Govt drops VAT on electricity, set to engage IMF on revenue shortfall

Reports suggest that the government has opted to cancel the imposition of the 15% Value Added Tax (VAT) on electricity.

This decision, which relieves consumers from the new tax on electricity bills, is said to have been borne out of a cabinet meeting on February 2, 2024.

The New Patriotic Party also posted on its official handle on X [formerly Twitter] that the tax had been dropped.

Sources disclosed that the government’s choice to drop the VAT on electricity is in response to strong opposition from the Trade Unions Congress (TUC) and other stakeholders.

Despite receiving initial approval from both Cabinet and Parliament, the widespread dissent has prompted a reassessment of the policy.

The government is now set to engage in discussions with the International Monetary Fund (IMF) to find a consensus on compensatory measures for the anticipated revenue shortfall resulting from the decision to scrap the VAT on electricity.

While the final decision on the policy remains uncertain, insiders suggest that it could either be entirely discarded or significantly reduced after consultations with the IMF.

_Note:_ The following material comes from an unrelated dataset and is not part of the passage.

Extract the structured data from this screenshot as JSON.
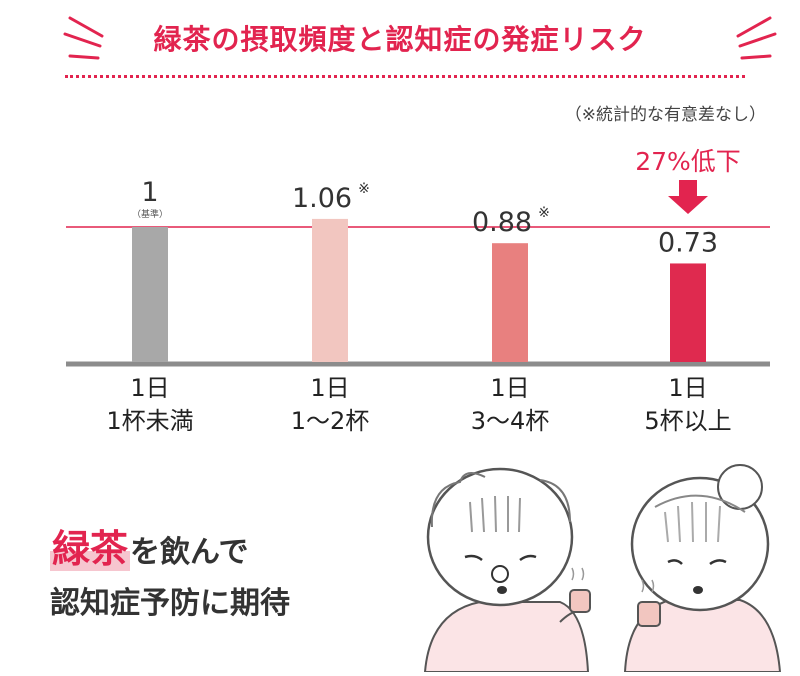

“The position currently is that the 15% VAT on electricity is off, and it is likely it could either be off totally or significantly slashed,” reported Asaase News.

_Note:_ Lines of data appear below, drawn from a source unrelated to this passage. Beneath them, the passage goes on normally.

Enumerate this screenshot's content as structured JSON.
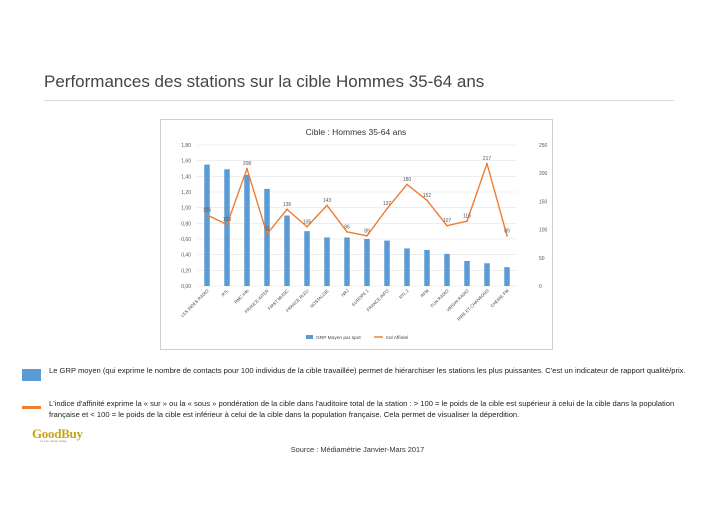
{
  "page": {
    "title": "Performances des stations sur la cible Hommes 35-64 ans",
    "source": "Source : Médiamétrie Janvier-Mars 2017",
    "logo_text": "GoodBuy",
    "logo_tagline": "Le bon achat média"
  },
  "legend_notes": [
    {
      "text": "Le GRP moyen (qui exprime le nombre de contacts pour 100 individus de la cible travaillée) permet de hiérarchiser les stations les plus puissantes. C'est un indicateur de rapport qualité/prix."
    },
    {
      "text": "L'indice d'affinité exprime la « sur » ou la « sous » pondération de la cible dans l'auditoire total de la station : > 100 = le poids de la cible est supérieur à celui de la cible dans la population française et < 100 = le poids de la cible est inférieur à celui de la cible dans la population française. Cela permet de visualiser la déperdition."
    }
  ],
  "colors": {
    "bar": "#5b9bd5",
    "line": "#ed7d31",
    "grid": "#e4e4e4",
    "axis_text": "#555555"
  },
  "chart_data": {
    "type": "bar",
    "title": "Cible : Hommes 35-64 ans",
    "categories": [
      "LES INDES RADIO",
      "RTL",
      "RMC Info",
      "FRANCE INTER",
      "FIRST MUSIC",
      "FRANCE BLEU",
      "NOSTALGIE",
      "NRJ",
      "EUROPE 1",
      "FRANCE INFO",
      "RTL 2",
      "RFM",
      "FUN RADIO",
      "VIRGIN RADIO",
      "RIRE ET CHANSONS",
      "CHERIE FM"
    ],
    "series": [
      {
        "name": "GRP Moyen par spot",
        "type": "bar",
        "axis": "left",
        "values": [
          1.55,
          1.49,
          1.42,
          1.24,
          0.9,
          0.7,
          0.62,
          0.62,
          0.6,
          0.58,
          0.48,
          0.46,
          0.41,
          0.32,
          0.29,
          0.24
        ]
      },
      {
        "name": "Ind Affinité",
        "type": "line",
        "axis": "right",
        "values": [
          126,
          109,
          208,
          92,
          136,
          105,
          143,
          96,
          89,
          137,
          180,
          152,
          107,
          115,
          217,
          89
        ],
        "data_labels": [
          "126",
          "109",
          "208",
          "92",
          "136",
          "105",
          "143",
          "96",
          "89",
          "137",
          "180",
          "152",
          "107",
          "115",
          "217",
          "89"
        ]
      }
    ],
    "y_left": {
      "ylim": [
        0,
        1.8
      ],
      "ticks": [
        "0,00",
        "0,20",
        "0,40",
        "0,60",
        "0,80",
        "1,00",
        "1,20",
        "1,40",
        "1,60",
        "1,80"
      ]
    },
    "y_right": {
      "ylim": [
        0,
        250
      ],
      "ticks": [
        "0",
        "50",
        "100",
        "150",
        "200",
        "250"
      ]
    },
    "grid": true,
    "legend": "bottom"
  }
}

Organized Labour had planned a nationwide demonstration on February 13, 2024, urging the government to withdraw the directive to implement the 15% VAT on residential electricity consumption.

The labour groups have also announced their intent to wear red bands at work from February 5 to February 13 and have hinted at the possibility of a nationwide strike if the VAT directive is not withdrawn after the demonstration.